To date, only Ankara has recognised the
On Friday, as the main crossing became jammed with holiday crowds, northern Cyprus authorised the opening of a further two crossing points from British bases, a UN spokeswoman said.
Greek Cypriots were allowed to head north through the Pergamos and Strovilia crossings from the British sovereign base area around Dhekelia, Major Ingrid Tomekova told AFP.
But there was no immediate move to open direct crossing points from the government-held south as thousands of would-be travellers continued to bring traffic at the main post in Nicosia to a virtual standstill three days after it was opened for the first time in decades.
At Astromeritis, west of Nicosia, scores of frustrated Greek Cypriots were still waiting to cross to the Turkish-held town of Morphou amid rumours the crossing would soon open, Greek Cypriot public television reported.
The confidence-building gesture has pumped some warmth into the island's divided capital. Following the collapse of the Berlin Wall, the green line that runs through Nicosia renders it the world’s last physically split capital.
On ground zero, elegant restored apartments from the Thirties give way to ramshackle structures, unrepaired since Turkish troops occupied Nicosia and a third of Cyprus in 1974. These buildings, neglected giants presiding over an eerily calm dividing line, mark where the island and its capital are dissected in two.
Twenty-eight years on, rampant weeds climb through the urban skeleton, grass punches through the cracked asphalt and broken windowpanes survey the deserted commercial centre of Nicosia.
Sandbags stand stacked up against the windows of a carpentry shop abutting the Green Line. Unchecked vegetation swells on the other side of the barred window and the only moving figures in the no-man's land are patrolling United Nations soldiers.
At regular intervals, Cypriot army posts mark where Greek Cypriot territory ends and the dead zone begins.

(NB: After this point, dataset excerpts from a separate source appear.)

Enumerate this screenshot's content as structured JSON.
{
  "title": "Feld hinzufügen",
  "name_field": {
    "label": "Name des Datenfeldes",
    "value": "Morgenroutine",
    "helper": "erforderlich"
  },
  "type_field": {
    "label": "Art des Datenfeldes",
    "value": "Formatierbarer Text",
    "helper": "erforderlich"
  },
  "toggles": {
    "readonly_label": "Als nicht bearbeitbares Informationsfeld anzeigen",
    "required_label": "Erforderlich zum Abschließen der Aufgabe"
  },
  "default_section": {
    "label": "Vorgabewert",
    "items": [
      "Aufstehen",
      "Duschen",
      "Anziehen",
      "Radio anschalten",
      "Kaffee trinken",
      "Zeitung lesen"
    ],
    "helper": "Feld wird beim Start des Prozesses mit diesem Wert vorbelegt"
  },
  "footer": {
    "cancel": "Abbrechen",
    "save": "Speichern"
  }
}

Nationalistic slogans such as, "I don't forget -- I struggle on" and "There's no north, no south; only Cyprus", are matched by the awesome backdrop of the massive outline of a Turkish flag engraved into the Turkish-occupied mountain with "Proud to be Turkish" carved alongside it -- a permanent reminder of the occupation for Nicosia's residents.
An uncertain future
Now, the stalemate looks as if it might break. The events of recent days have gone some way towards answering the question of whether Cypriots can learn to live with each other again.
The Greek authorities of the internationally recognised Republic of Cyprus, who consider the TRNC illegal and free movement a right throughout the island, cautiously welcomed the move. They said they could not stop Greek Cypriots going the other way, but warned it was not a solution to the Cyprus problem.
Serdar Denktash, son of Rauf Denktash and deputy premier of the TRNC, told Turkey's NTV channel: "We will try to speed up passages as much as possible... This flow must continue."
Analysts on both sides have questioned his motives for the move, which came days after the Republic of Cyprus signed an accession treaty to the European Union that excluded the TRNC.
Tens of thousands of furious Turkish Cypriots demonstrated in March after Denktash blocked a UN reunification plan on nationalistic grounds, depriving them of the benefits of EU membership.
In Athens, US Secretary of State Colin Powell welcomed the move, saying he hoped it would jump start the stalled reunification process.
"I am somewhat fascinated by the opening of the border areas... it will be very interesting to see what happens in the days ahead as people start to interact with one another more closely," Powell told Greek state television.
"Maybe that would bring pressure to bear on their political leaders to find a way forward."
Some commentators have speculated that this kind of grass-roots confidence building measure may jump-start the peace process where the region's leaders and the UN failed to find a solution.
In 1999, relations between Greeks and Turks dramatically improved following the dispatch of emergency rescue and disaster relief crews to Istanbul after a massive earthquake hit the city.